Most home phone service providers (Verizon, Frontier, AT&T) with digital voice or VOIP are compatible with Nomorobo. At the present time, however, if you get phone service from a cable provider, you might not be able to take advantage of Nomorobo or YouMail – another call blocking application, which tells marketers that your phone is no longer in service. The good news is that some of the majors have recently come on line with it like Time Warner, Spectrum and Comcast.

One notorious holdout is Cox Communications. Cox customers have been complaining to them for 3 years and Cox still refuses to incorporate Nomorobo. It might be that they are continuing to extort $10 dollars per month to block a maximum of 30 phone numbers.

With cell providers, nearly all of them have call blocking technology. Some automatically recognize spam calls and in other instances, you can add an app like PrivacyStar to your mobile phone and either place a number on the blacklist or if it already is, a pop up will ask if you want the caller blocked.

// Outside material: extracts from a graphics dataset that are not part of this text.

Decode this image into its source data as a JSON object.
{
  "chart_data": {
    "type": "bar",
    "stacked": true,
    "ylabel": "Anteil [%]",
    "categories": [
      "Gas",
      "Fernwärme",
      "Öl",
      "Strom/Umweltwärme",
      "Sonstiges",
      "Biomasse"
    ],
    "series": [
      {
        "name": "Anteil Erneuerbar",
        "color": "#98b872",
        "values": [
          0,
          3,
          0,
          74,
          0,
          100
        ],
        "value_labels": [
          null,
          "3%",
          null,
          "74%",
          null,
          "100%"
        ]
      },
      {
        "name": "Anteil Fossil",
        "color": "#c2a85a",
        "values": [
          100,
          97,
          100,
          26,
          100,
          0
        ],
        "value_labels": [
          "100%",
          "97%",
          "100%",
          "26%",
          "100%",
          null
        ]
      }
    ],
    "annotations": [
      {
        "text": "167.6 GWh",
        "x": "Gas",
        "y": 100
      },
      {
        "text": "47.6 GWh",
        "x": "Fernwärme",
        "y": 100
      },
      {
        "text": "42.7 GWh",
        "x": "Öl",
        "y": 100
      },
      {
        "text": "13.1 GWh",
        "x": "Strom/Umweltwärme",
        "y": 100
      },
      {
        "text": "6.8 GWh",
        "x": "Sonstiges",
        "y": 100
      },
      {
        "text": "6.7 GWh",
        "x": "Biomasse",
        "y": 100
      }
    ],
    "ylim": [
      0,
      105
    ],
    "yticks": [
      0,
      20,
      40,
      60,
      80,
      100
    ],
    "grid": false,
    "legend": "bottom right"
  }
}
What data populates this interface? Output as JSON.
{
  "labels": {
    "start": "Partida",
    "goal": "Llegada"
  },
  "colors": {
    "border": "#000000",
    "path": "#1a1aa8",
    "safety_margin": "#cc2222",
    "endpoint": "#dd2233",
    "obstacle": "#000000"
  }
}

Limit the distribution of your home and cell number

  • Don’t hand out your number like candy.
  • Don’t allow phone apps to store your mobile number. What you have just done is agreed to let them distribute your number to third parties. You can find a list of Android apps here, that by using them,  allow your data to be re-distributed.
  • Don’t give your number to online surveys, polls or petitions.
  • Don’t provide your phone numbers to retailers or other businesses who ask for them in order to provide you a “club” discount card. If they insist on a number, either write 111-111-1111 in the blank or give them a “Google Voice” number, you can obtain here.
  • Don’t donate to charities over the telephone. Investigate the charity online and if you find them worthy of a contribution, do so with a secure payment method such as PayPal.

A final sobering note here. None of the above are ultimate silver bullets. This whole national headache of spam calling is like an arms race or spy vs. spy. For example, back to the advice I gave you on Caller ID units as a method of screening your calls. There are a wide array of software based services that spam callers subscribe to in order to display phone numbers on your Caller ID device that are not the real originating number. They are known as Caller ID spoofing.

In many cases, the spoofed number will display as a local area code. In order to render spam calls less profitable, you must maintain a situational awareness regarding the number you see displayed. If there is any doubt, refrain from answering.

You can look up the number on a Google or Yahoo search and find out if it was telemarketing or phishing, and by not picking up the phone, chances are that your number will be removed from those active lists we talked about earlier.

Now you know what you need to do – get to it.